Resumen de lo publicado:
Al principio se creó el Universo.
Eso hizo que se enfadara mucha gente, y la mayoría lo consideró un error.
Muchas razas mantienen la creencia de que lo creó alguna especie de dios, aunque los jatravártidos de Viltvodle VI creen que todo el Universo surgió de un estornudo de la nariz de un ser llamado Gran Arklopoplético Verde.
Los jatravártidos, que viven en continuo miedo del momento que llaman «La llegada del gran pañuelo blanco», son pequeñas criaturas de color azul y, como poseen más de cincuenta brazos cada una, constituyen la única raza de la historia que ha inventado el pulverizador desodorante antes que la rueda.
Sin embargo, y prescindiendo de Viltvodle VI, la teoría del Gran Arklopoplético Verde no es generalmente aceptada, y como el Universo es un lugar tan incomprensible, constantemente se están buscando otras explicaciones.
Por ejemplo, una raza de seres hiperinteligentes y pandimensionales construyeron en una ocasión un gigantesco superordenador llamado Pensamiento Profundo para calcular de una vez por todas la Respuesta a la Pregunta Última de la Vida, del Universo y de Todo lo demás.
Durante siete millones y medio de años, Pensamiento Profundo ordenó y calculó, y al fin anunció que la respuesta definitiva era Cuarenta y dos; de manera que hubo de construirse otro ordenador, mucho mayor, para averiguar cuál era la pregunta verdadera.

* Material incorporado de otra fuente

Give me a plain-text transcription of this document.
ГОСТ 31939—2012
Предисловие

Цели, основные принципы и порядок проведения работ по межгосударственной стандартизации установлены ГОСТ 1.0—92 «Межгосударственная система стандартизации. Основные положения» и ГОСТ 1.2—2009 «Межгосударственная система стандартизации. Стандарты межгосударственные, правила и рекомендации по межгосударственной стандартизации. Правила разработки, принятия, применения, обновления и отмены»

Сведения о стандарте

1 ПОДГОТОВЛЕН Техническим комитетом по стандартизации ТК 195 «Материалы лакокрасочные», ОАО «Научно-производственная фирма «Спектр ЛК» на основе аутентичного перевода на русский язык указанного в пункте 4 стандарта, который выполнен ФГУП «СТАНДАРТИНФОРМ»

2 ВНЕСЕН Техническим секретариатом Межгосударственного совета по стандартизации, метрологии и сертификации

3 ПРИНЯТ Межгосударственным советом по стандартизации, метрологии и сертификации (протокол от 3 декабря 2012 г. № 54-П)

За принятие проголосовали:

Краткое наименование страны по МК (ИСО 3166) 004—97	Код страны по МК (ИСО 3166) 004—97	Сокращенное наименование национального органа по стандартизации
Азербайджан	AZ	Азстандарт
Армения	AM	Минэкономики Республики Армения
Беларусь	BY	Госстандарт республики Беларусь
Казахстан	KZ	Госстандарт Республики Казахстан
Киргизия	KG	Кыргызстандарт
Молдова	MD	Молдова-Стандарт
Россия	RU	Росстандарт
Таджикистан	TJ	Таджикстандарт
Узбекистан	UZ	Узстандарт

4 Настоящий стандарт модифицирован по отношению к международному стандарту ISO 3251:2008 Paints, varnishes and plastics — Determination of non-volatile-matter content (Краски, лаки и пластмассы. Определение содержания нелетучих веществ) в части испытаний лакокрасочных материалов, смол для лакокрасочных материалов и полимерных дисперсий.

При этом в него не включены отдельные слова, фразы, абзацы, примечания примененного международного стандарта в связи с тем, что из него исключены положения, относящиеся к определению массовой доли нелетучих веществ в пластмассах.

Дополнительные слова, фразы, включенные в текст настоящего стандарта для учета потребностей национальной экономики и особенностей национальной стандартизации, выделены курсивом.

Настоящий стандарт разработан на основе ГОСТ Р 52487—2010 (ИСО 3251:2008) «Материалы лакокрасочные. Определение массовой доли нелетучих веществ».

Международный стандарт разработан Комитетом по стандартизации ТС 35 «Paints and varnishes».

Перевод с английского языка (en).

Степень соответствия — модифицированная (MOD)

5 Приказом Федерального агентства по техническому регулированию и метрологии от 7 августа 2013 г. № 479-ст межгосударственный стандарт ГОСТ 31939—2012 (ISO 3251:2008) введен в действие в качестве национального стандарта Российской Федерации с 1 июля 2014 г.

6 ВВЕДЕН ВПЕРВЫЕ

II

Y tal ordenador, al que se le dio el nombre de Tierra, era tan enorme, que con frecuencia se le tomaba por un planeta, sobre todo por parte de los extraños seres simiescos que vagaban por su superficie, enteramente ignorantes de que no eran más que una parte del gigantesco programa del ordenador.

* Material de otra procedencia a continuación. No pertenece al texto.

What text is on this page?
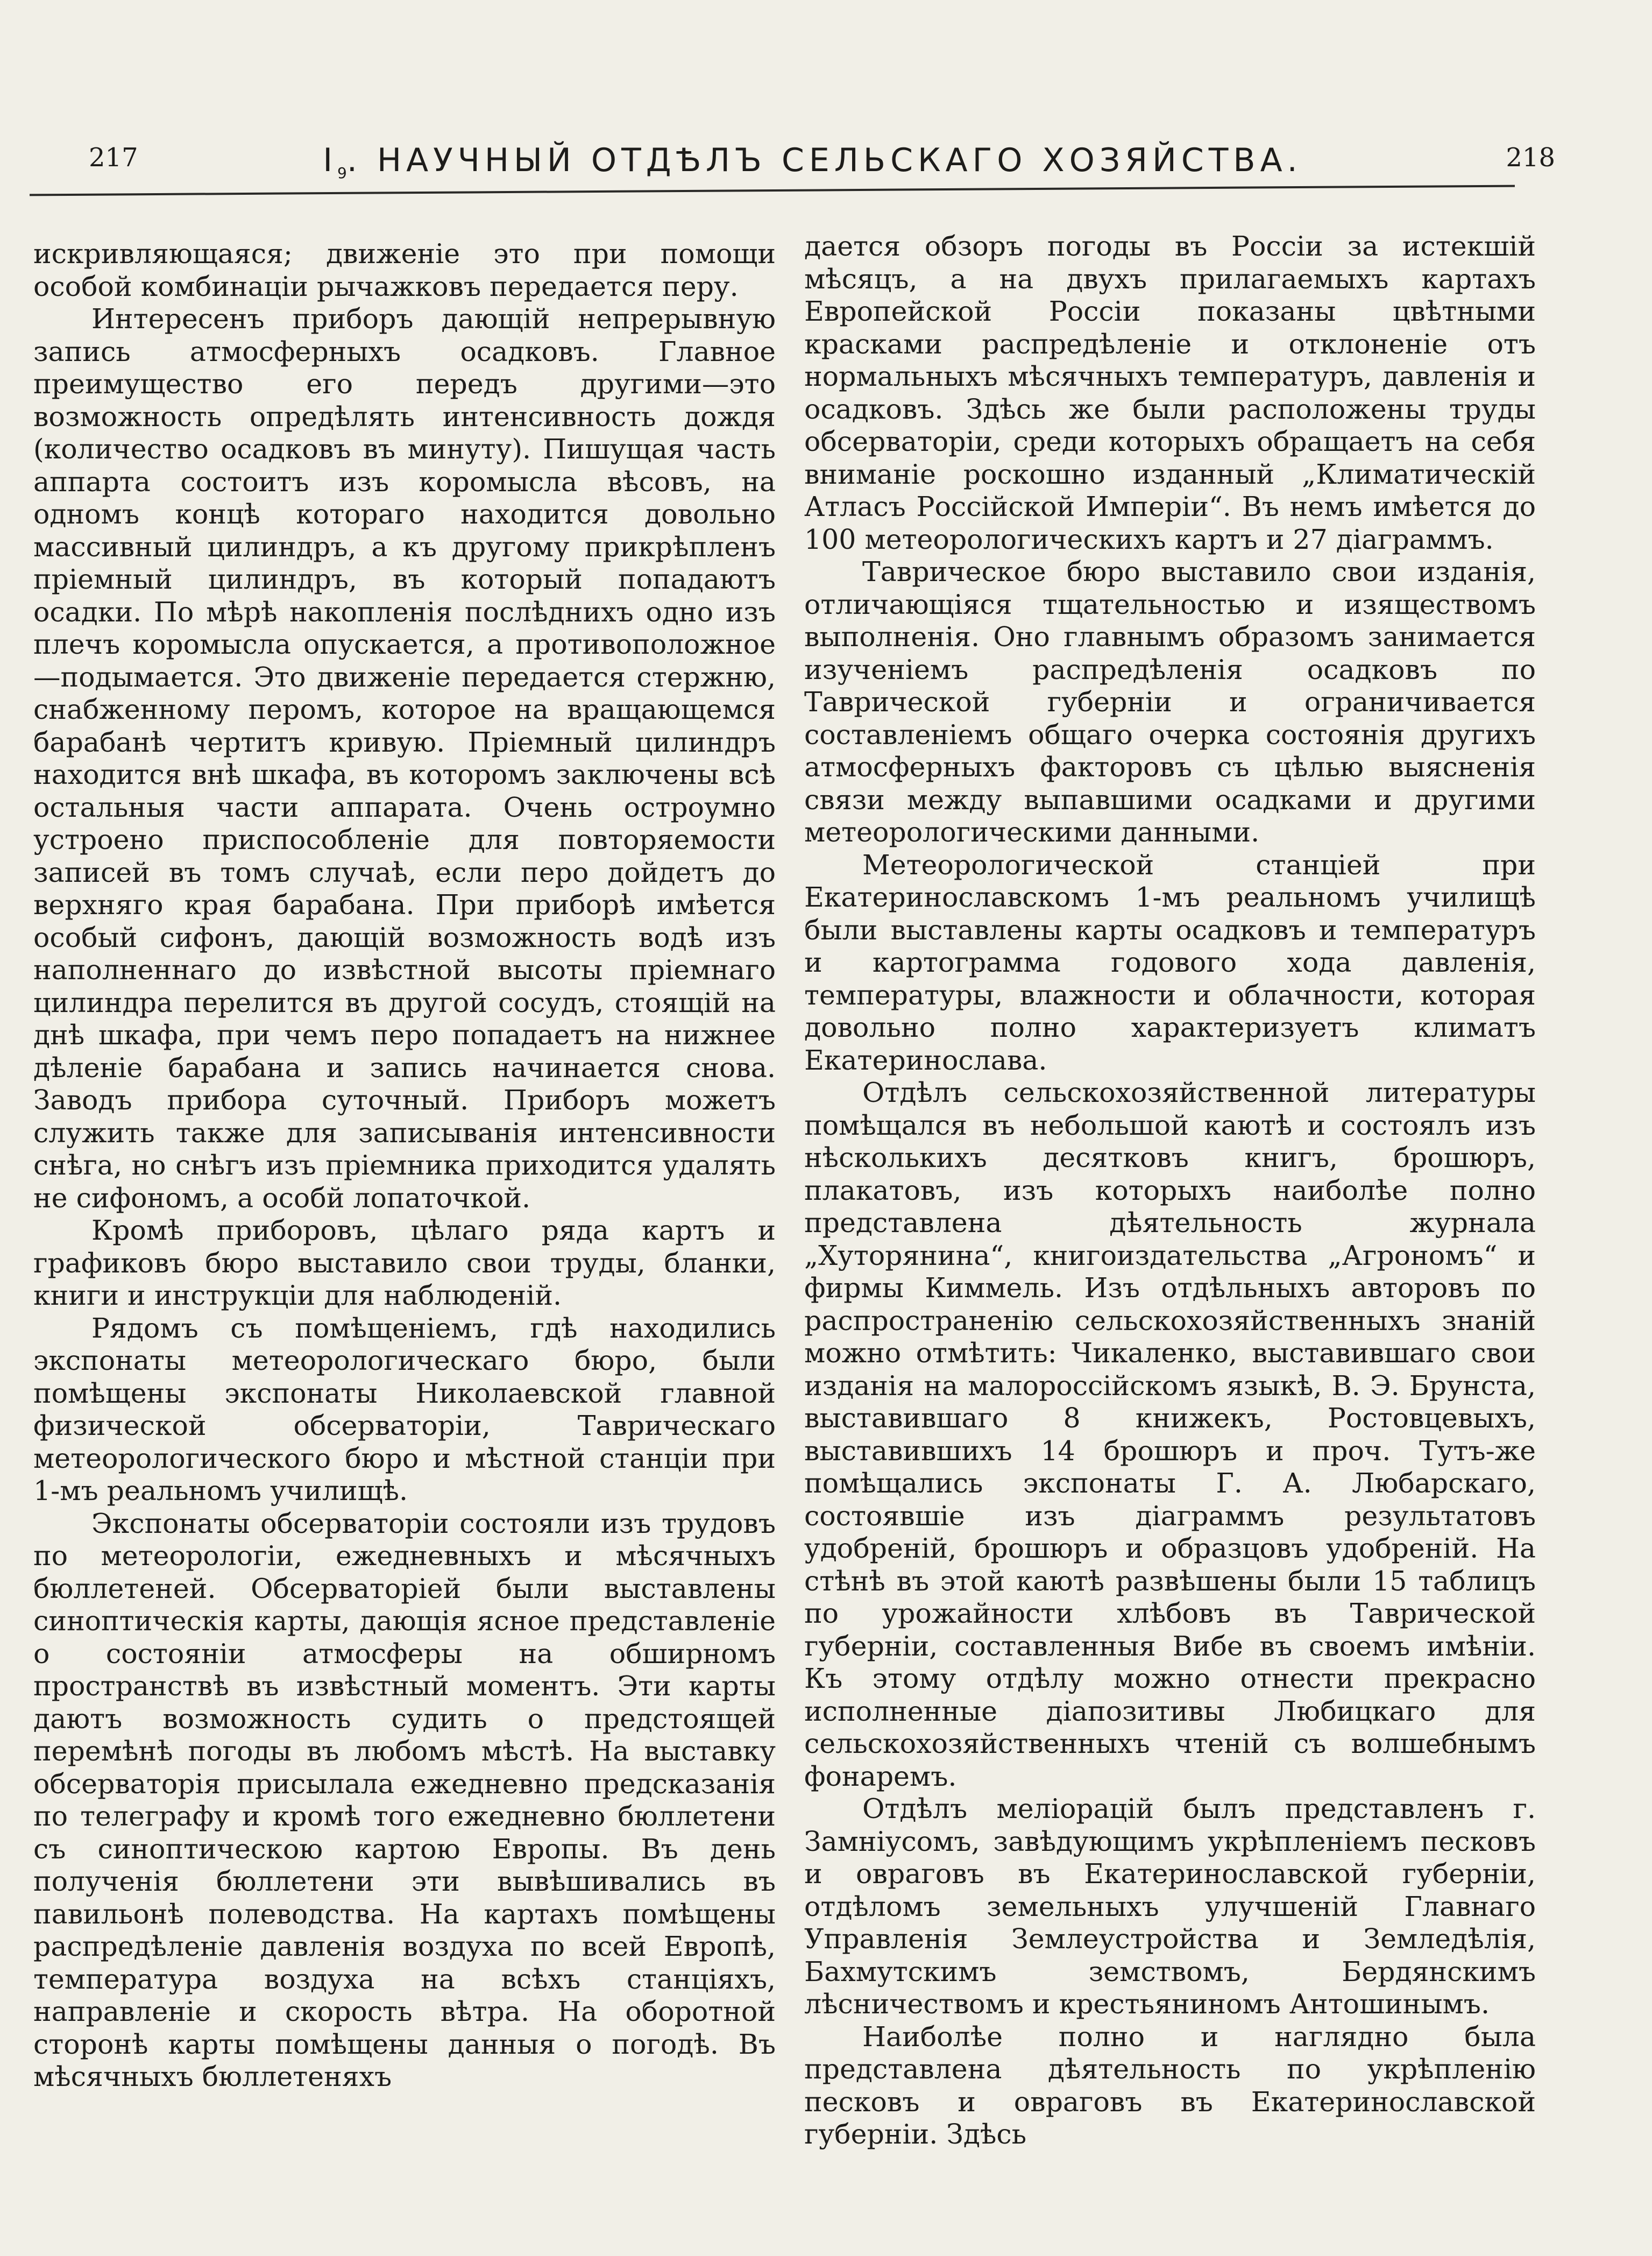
217	$I_9$. НАУЧНЫЙ ОТДѢЛЪ СЕЛЬСКАГО ХОЗЯЙСТВА.	218

искривляющаяся; движенiе это при помощи особой комбинацiи рычажковъ передается перу.

Интересенъ приборъ дающiй непрерывную запись атмосферныхъ осадковъ. Главное преимущество его передъ другими—это возможность опредѣлять интенсивность дождя (количество осадковъ въ минуту). Пишущая часть аппарта состоитъ изъ коромысла вѣсовъ, на одномъ концѣ котораго находится довольно массивный цилиндръ, а къ другому прикрѣпленъ прiемный цилиндръ, въ который попадаютъ осадки. По мѣрѣ накопленiя послѣднихъ одно изъ плечъ коромысла опускается, а противоположное—подымается. Это движенiе передается стержню, снабженному перомъ, которое на вращающемся барабанѣ чертитъ кривую. Прiемный цилиндръ находится внѣ шкафа, въ которомъ заключены всѣ остальныя части аппарата. Очень остроумно устроено приспособленiе для повторяемости записей въ томъ случаѣ, если перо дойдетъ до верхняго края барабана. При приборѣ имѣется особый сифонъ, дающiй возможность водѣ изъ наполненнаго до извѣстной высоты прiемнаго цилиндра перелится въ другой сосудъ, стоящiй на днѣ шкафа, при чемъ перо попадаетъ на нижнее дѣленiе барабана и запись начинается снова. Заводъ прибора суточный. Приборъ можетъ служить также для записыванiя интенсивности снѣга, но снѣгъ изъ прiемника приходится удалять не сифономъ, а особй лопаточкой.

Кромѣ приборовъ, цѣлаго ряда картъ и графиковъ бюро выставило свои труды, бланки, книги и инструкцiи для наблюденiй.

Рядомъ съ помѣщенiемъ, гдѣ находились экспонаты метеорологическаго бюро, были помѣщены экспонаты Николаевской главной физической обсерваторiи, Таврическаго метеорологического бюро и мѣстной станцiи при 1-мъ реальномъ училищѣ.

Экспонаты обсерваторiи состояли изъ трудовъ по метеорологiи, ежедневныхъ и мѣсячныхъ бюллетеней. Обсерваторiей были выставлены синоптическiя карты, дающiя ясное представленiе о состоянiи атмосферы на обширномъ пространствѣ въ извѣстный моментъ. Эти карты даютъ возможность судить о предстоящей перемѣнѣ погоды въ любомъ мѣстѣ. На выставку обсерваторiя присылала ежедневно предсказанiя по телеграфу и кромѣ того ежедневно бюллетени съ синоптическою картою Европы. Въ день полученiя бюллетени эти вывѣшивались въ павильонѣ полеводства. На картахъ помѣщены распредѣленiе давленiя воздуха по всей Европѣ, температура воздуха на всѣхъ станцiяхъ, направленiе и скорость вѣтра. На оборотной сторонѣ карты помѣщены данныя о погодѣ. Въ мѣсячныхъ бюллетеняхъ

дается обзоръ погоды въ Россiи за истекшiй мѣсяцъ, а на двухъ прилагаемыхъ картахъ Европейской Россiи показаны цвѣтными красками распредѣленiе и отклоненiе отъ нормальныхъ мѣсячныхъ температуръ, давленiя и осадковъ. Здѣсь же были расположены труды обсерваторiи, среди которыхъ обращаетъ на себя вниманiе роскошно изданный „Климатическiй Атласъ Россiйской Имперiи“. Въ немъ имѣется до 100 метеорологическихъ картъ и 27 дiаграммъ.

Таврическое бюро выставило свои изданiя, отличающiяся тщательностью и изяществомъ выполненiя. Оно главнымъ образомъ занимается изученiемъ распредѣленiя осадковъ по Таврической губернiи и ограничивается составленiемъ общаго очерка состоянiя другихъ атмосферныхъ факторовъ съ цѣлью выясненiя связи между выпавшими осадками и другими метеорологическими данными.

Метеорологической станцiей при Екатеринославскомъ 1-мъ реальномъ училищѣ были выставлены карты осадковъ и температуръ и картограмма годового хода давленiя, температуры, влажности и облачности, которая довольно полно характеризуетъ климатъ Екатеринослава.

Отдѣлъ сельскохозяйственной литературы помѣщался въ небольшой каютѣ и состоялъ изъ нѣсколькихъ десятковъ книгъ, брошюръ, плакатовъ, изъ которыхъ наиболѣе полно представлена дѣятельность журнала „Хуторянина“, книгоиздательства „Агрономъ“ и фирмы Киммель. Изъ отдѣльныхъ авторовъ по распространенiю сельскохозяйственныхъ знанiй можно отмѣтить: Чикаленко, выставившаго свои изданiя на малороссiйскомъ языкѣ, В. Э. Брунста, выставившаго 8 книжекъ, Ростовцевыхъ, выставившихъ 14 брошюръ и проч. Тутъ-же помѣщались экспонаты Г. А. Любарскаго, состоявшiе изъ дiаграммъ результатовъ удобренiй, брошюръ и образцовъ удобренiй. На стѣнѣ въ этой каютѣ развѣшены были 15 таблицъ по урожайности хлѣбовъ въ Таврической губернiи, составленныя Вибе въ своемъ имѣнiи. Къ этому отдѣлу можно отнести прекрасно исполненные дiапозитивы Любицкаго для сельскохозяйственныхъ чтенiй съ волшебнымъ фонаремъ.

Отдѣлъ мелiорацiй былъ представленъ г. Замнiусомъ, завѣдующимъ укрѣпленiемъ песковъ и овраговъ въ Екатеринославской губернiи, отдѣломъ земельныхъ улучшенiй Главнаго Управленiя Землеустройства и Земледѣлiя, Бахмутскимъ земствомъ, Бердянскимъ лѣсничествомъ и крестьяниномъ Антошинымъ.

Наиболѣе полно и наглядно была представлена дѣятельность по укрѣпленiю песковъ и овраговъ въ Екатеринославской губернiи. Здѣсь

Cosa muy rara, porque sin esa información tan sencilla y evidente, ninguno de los acontecimientos producidos sobre la Tierra podría tener el más mínimo sentido.
Lamentablemente, sin embargo, poco antes de la lectura de datos, la Tierra fue inesperadamente demolida por los vogones con el fin, según afirmaron, de dar paso a una vía de circunvalación; y de ese modo se perdió para siempre toda esperanza de descubrir el sentido de la vida.
O eso parecía.
Sobrevivieron dos de aquellas criaturas extrañas, semejantes a los monos.
Arthur Dent se escapó en el último momento porque de pronto resultó que un viejo amigo suyo, Ford Prefect, procedía de un planeta pequeño situado en las cercanías de Betelgeuse y no de Guildford, tal como había manifestado hasta entonces; y, además, conocía la manera de que le subieran en platillos volantes.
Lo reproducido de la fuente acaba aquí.